According to the SHORT-TERM ENERGY OUTLOOK on 07/06/2022 Henry Hub spot price to average $8.69 per million British thermal units (MMBtu) in 3Q22, this info seems outdated because on 08/06/2022, a fire at Freeport LNG‘s natural gas liquefaction plant on the Gulf Coast in South Texas led to the full shutdown of the facility. The shutdown of Freeport LNG will reduce total U.S. liquefied natural gas (LNG) export capacity by approximately 2 billion cubic feet per day (Bcf/d), or 17% of total U.S. LNG export capacity.

https://www.eia.gov/todayinenergy/detail.php?id=52859

Looking at the EIA STEO the cooling degree days are projected to decrease from July 2022 which also means a decrease in the demand for NG the Weekly Natural Gas Storage Report are already showing a net increase in NG. At the same time as domestic gas supply is increasing, the U.S. is the "market of last resort" for LNG. We may even expierence the following In the summer, when natural gas demand is low, there is a "demand push" where excess gas is delivered to the U.S., usually at low prices and slackening of demand due to the economic crisis only accelerates this push.

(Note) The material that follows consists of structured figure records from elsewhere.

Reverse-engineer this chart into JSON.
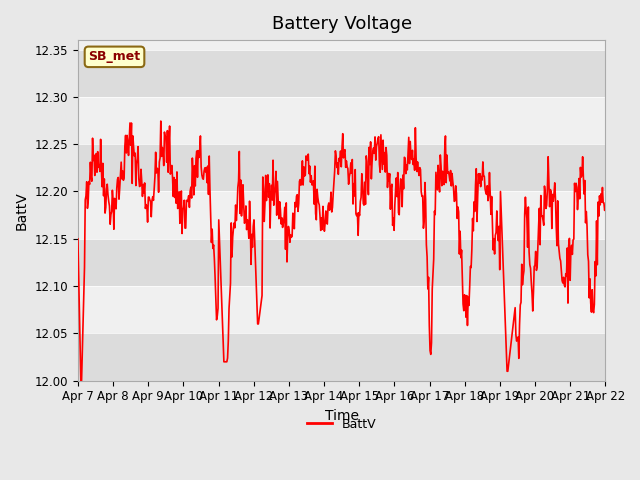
{
  "title": "Battery Voltage",
  "xlabel": "Time",
  "ylabel": "BattV",
  "ylim": [
    12.0,
    12.36
  ],
  "yticks": [
    12.0,
    12.05,
    12.1,
    12.15,
    12.2,
    12.25,
    12.3,
    12.35
  ],
  "line_color": "red",
  "line_width": 1.2,
  "legend_label": "BattV",
  "station_label": "SB_met",
  "bg_color": "#e8e8e8",
  "plot_bg_color": "#f0f0f0",
  "band_color1": "#dcdcdc",
  "band_color2": "#f0f0f0",
  "xtick_labels": [
    "Apr 7",
    "Apr 8",
    "Apr 9",
    "Apr 10",
    "Apr 11",
    "Apr 12",
    "Apr 13",
    "Apr 14",
    "Apr 15",
    "Apr 16",
    "Apr 17",
    "Apr 18",
    "Apr 19",
    "Apr 20",
    "Apr 21",
    "Apr 22"
  ],
  "title_fontsize": 13,
  "axis_label_fontsize": 10,
  "tick_fontsize": 8.5
}
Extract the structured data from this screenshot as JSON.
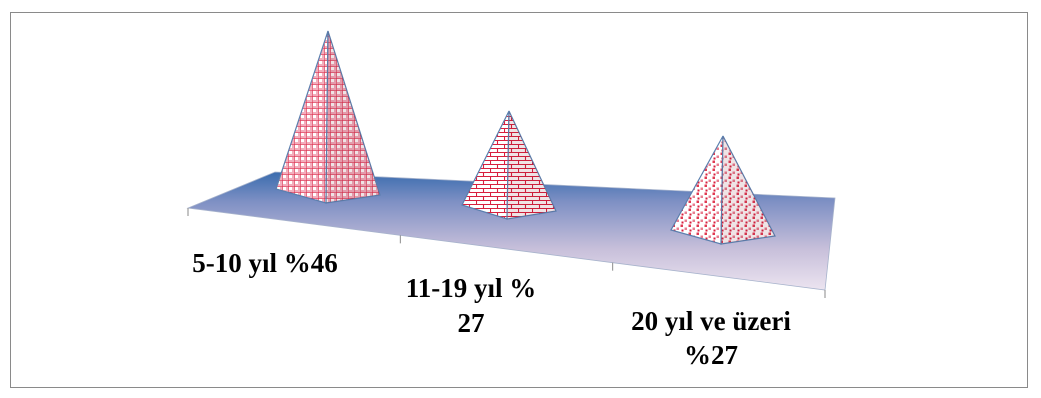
{
  "chart_data": {
    "type": "bar",
    "style": "3d-pyramid",
    "title": "",
    "xlabel": "",
    "ylabel": "",
    "categories": [
      "5-10 yıl  %46",
      "11-19 yıl  % 27",
      "20 yıl ve üzeri %27"
    ],
    "series": [
      {
        "values": [
          46,
          27,
          27
        ]
      }
    ],
    "grid": false,
    "legend": "none",
    "colors": {
      "floor_dark": "#3a6cae",
      "floor_light": "#e8e0ee",
      "pyramid_fill": "#f3aebd",
      "pyramid_pattern": "#d81f3e",
      "pyramid_edge": "#5a7fae"
    }
  }
}
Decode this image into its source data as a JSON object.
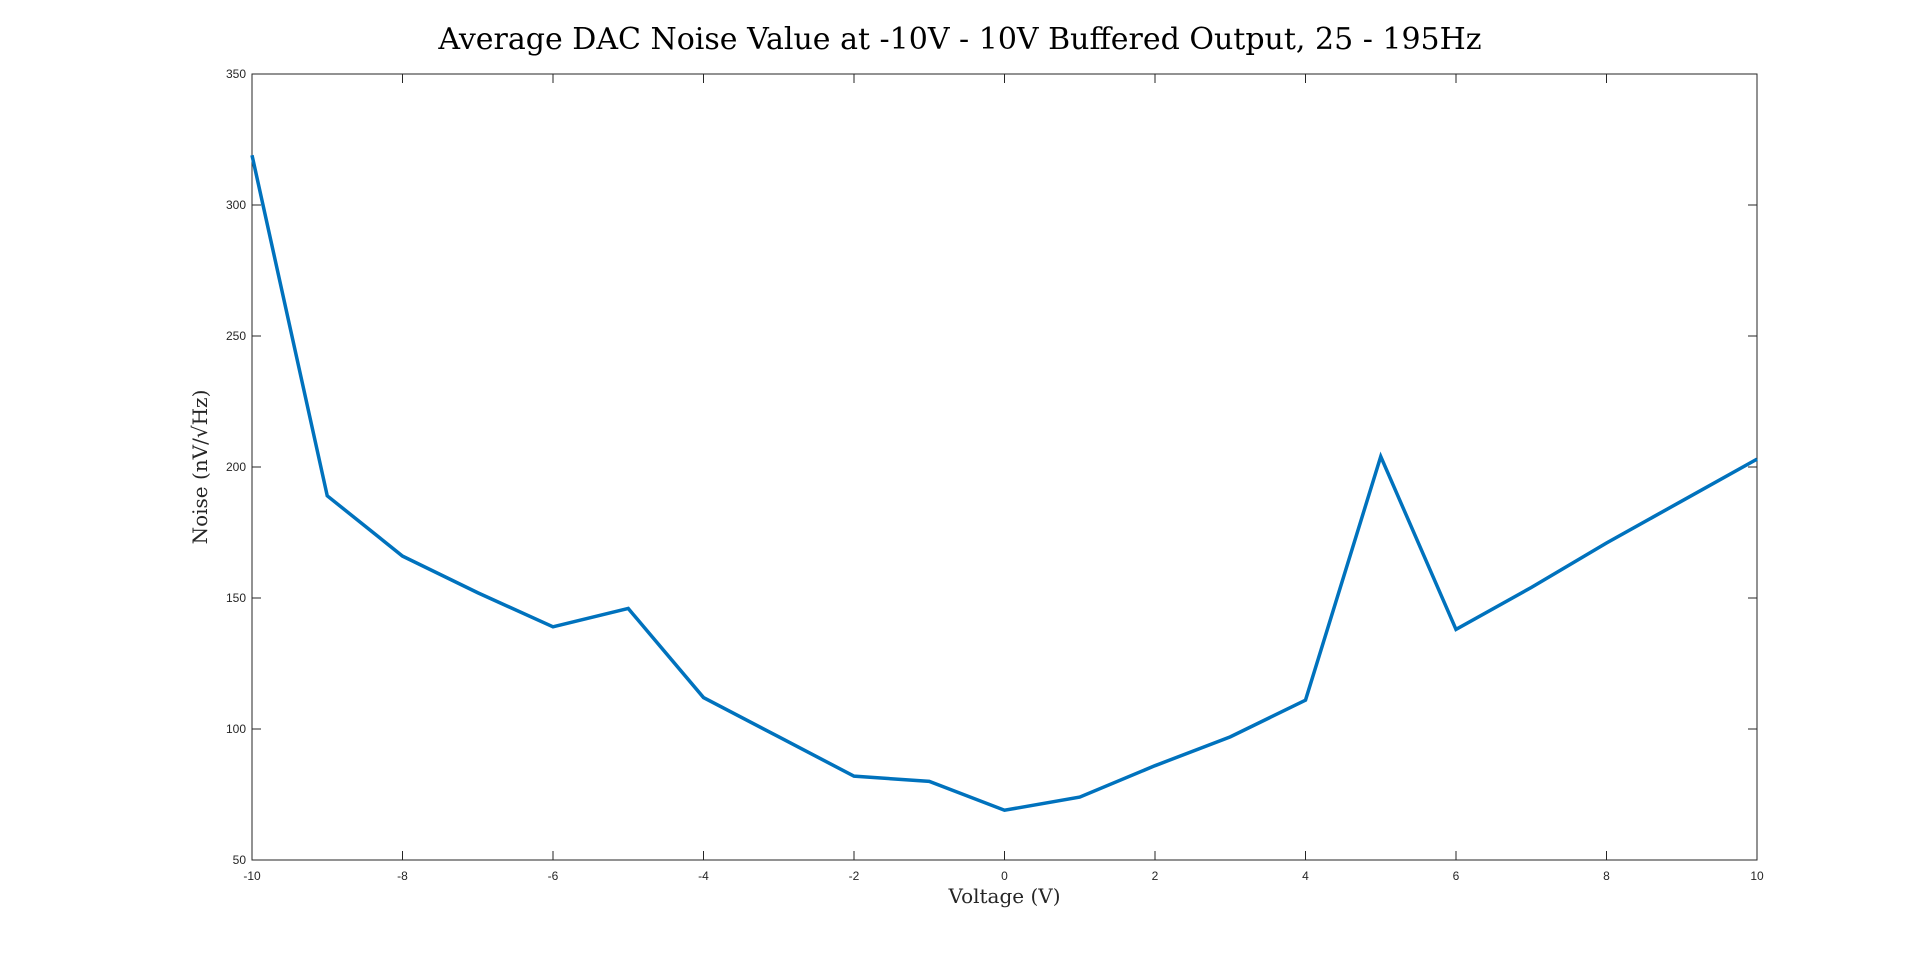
{
  "chart_data": {
    "type": "line",
    "title": "Average DAC Noise Value at -10V - 10V Buffered Output, 25 - 195Hz",
    "xlabel": "Voltage (V)",
    "ylabel": "Noise (nV/√Hz)",
    "xlim": [
      -10,
      10
    ],
    "ylim": [
      50,
      350
    ],
    "xticks": [
      -10,
      -8,
      -6,
      -4,
      -2,
      0,
      2,
      4,
      6,
      8,
      10
    ],
    "yticks": [
      50,
      100,
      150,
      200,
      250,
      300,
      350
    ],
    "grid": false,
    "series": [
      {
        "color": "#0072bd",
        "x": [
          -10,
          -9,
          -8,
          -7,
          -6,
          -5,
          -4,
          -3,
          -2,
          -1,
          0,
          1,
          2,
          3,
          4,
          5,
          6,
          7,
          8,
          9,
          10
        ],
        "y": [
          319,
          189,
          166,
          152,
          139,
          146,
          112,
          97,
          82,
          80,
          69,
          74,
          86,
          97,
          111,
          204,
          138,
          154,
          171,
          187,
          203
        ]
      }
    ]
  }
}
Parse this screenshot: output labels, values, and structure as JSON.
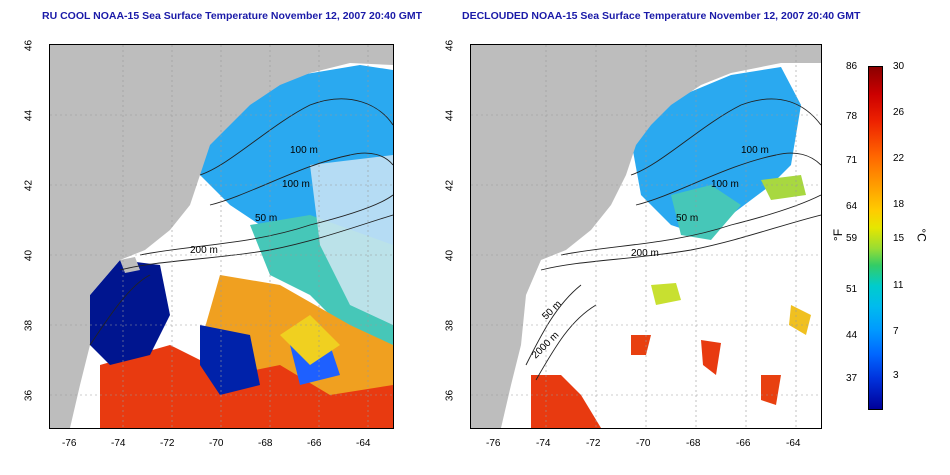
{
  "titles": {
    "left": "RU COOL NOAA-15 Sea Surface Temperature November 12, 2007 20:40 GMT",
    "right": "DECLOUDED NOAA-15 Sea Surface Temperature November 12, 2007 20:40 GMT"
  },
  "axes": {
    "x_ticks": [
      "-76",
      "-74",
      "-72",
      "-70",
      "-68",
      "-66",
      "-64"
    ],
    "y_ticks": [
      "46",
      "44",
      "42",
      "40",
      "38",
      "36"
    ]
  },
  "contour_labels": {
    "left": [
      "100 m",
      "100 m",
      "50 m",
      "200 m"
    ],
    "right": [
      "100 m",
      "100 m",
      "50 m",
      "200 m",
      "50 m",
      "2000 m"
    ]
  },
  "colorbar": {
    "fahrenheit_label": "°F",
    "celsius_label": "°C",
    "fahrenheit_ticks": [
      "86",
      "78",
      "71",
      "64",
      "59",
      "51",
      "44",
      "37"
    ],
    "celsius_ticks": [
      "30",
      "26",
      "22",
      "18",
      "15",
      "11",
      "7",
      "3"
    ]
  },
  "colors": {
    "land": "#bdbdbd",
    "title": "#1a1aa8",
    "cold": "#00108f",
    "cool": "#1e90ff",
    "mid": "#33ccdd",
    "warm": "#f0d020",
    "hot": "#e83a10"
  }
}
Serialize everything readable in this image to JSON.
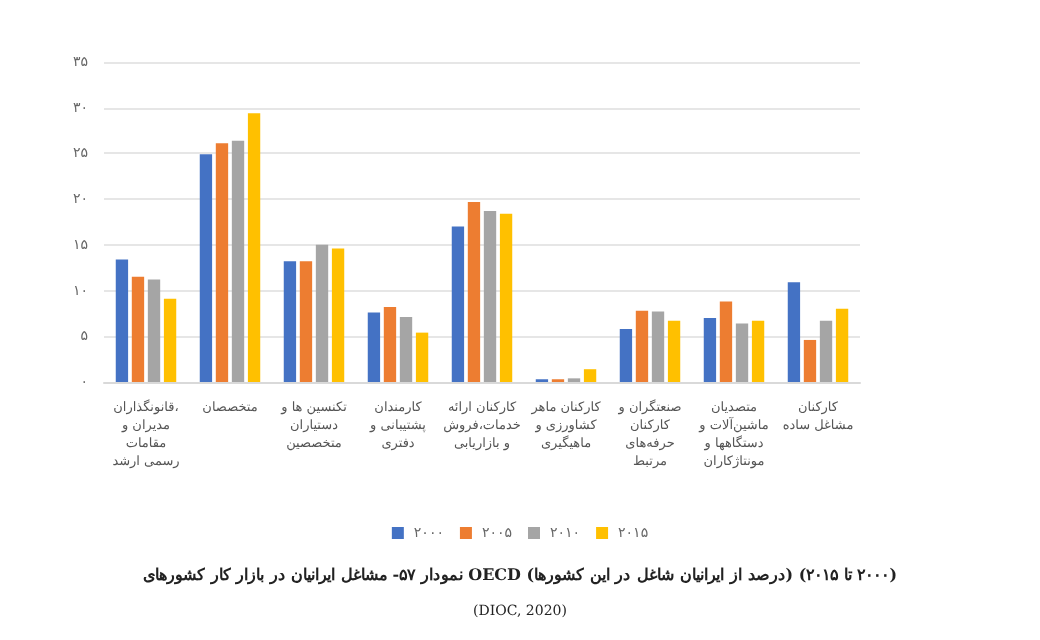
{
  "chart_data": {
    "type": "bar",
    "title": "نمودار ۵۷- مشاغل ایرانیان در بازار کار کشورهای OECD (درصد از ایرانیان شاغل در این کشورها) (۲۰۰۰ تا ۲۰۱۵)",
    "annotations": [
      "(DIOC, 2020)"
    ],
    "categories": [
      "قانونگذاران، مدیران و مقامات رسمی ارشد",
      "متخصصان",
      "تکنسین ها و دستیاران متخصصین",
      "کارمندان پشتیبانی و دفتری",
      "کارکنان ارائه خدمات،فروش و بازاریابی",
      "کارکنان ماهر کشاورزی و ماهیگیری",
      "صنعتگران و کارکنان حرفه‌های مرتبط",
      "متصدیان ماشین‌آلات و دستگاهها و مونتاژکاران",
      "کارکنان مشاغل ساده"
    ],
    "series": [
      {
        "name": "۲۰۰۰",
        "color": "#4472c4",
        "values": [
          13.4,
          24.9,
          13.2,
          7.6,
          17.0,
          0.3,
          5.8,
          7.0,
          10.9
        ]
      },
      {
        "name": "۲۰۰۵",
        "color": "#ed7d31",
        "values": [
          11.5,
          26.1,
          13.2,
          8.2,
          19.7,
          0.3,
          7.8,
          8.8,
          4.6
        ]
      },
      {
        "name": "۲۰۱۰",
        "color": "#a5a5a5",
        "values": [
          11.2,
          26.4,
          15.0,
          7.1,
          18.7,
          0.4,
          7.7,
          6.4,
          6.7
        ]
      },
      {
        "name": "۲۰۱۵",
        "color": "#ffc000",
        "values": [
          9.1,
          29.4,
          14.6,
          5.4,
          18.4,
          1.4,
          6.7,
          6.7,
          8.0
        ]
      }
    ],
    "ylim": [
      0,
      35
    ],
    "yticks": [
      {
        "value": 0,
        "label": "۰"
      },
      {
        "value": 5,
        "label": "۵"
      },
      {
        "value": 10,
        "label": "۱۰"
      },
      {
        "value": 15,
        "label": "۱۵"
      },
      {
        "value": 20,
        "label": "۲۰"
      },
      {
        "value": 25,
        "label": "۲۵"
      },
      {
        "value": 30,
        "label": "۳۰"
      },
      {
        "value": 35,
        "label": "۳۵"
      }
    ],
    "grid": "y",
    "legend": "bottom"
  }
}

Fed Chairman Jerome Powell said last Wednesday that the central bank is “strongly committed” to bringing down inflation and since energy is a major component of inflation and oil is a major component of energy we can expect Natural Gas to decrease thanks to the asymmetric pass-through effect.

The only major upside risks seems to be Atlantic Huriccane risks especially in the Northern Gulf of Mexico with a Formation chance through 48 hours...low...10 percent for now.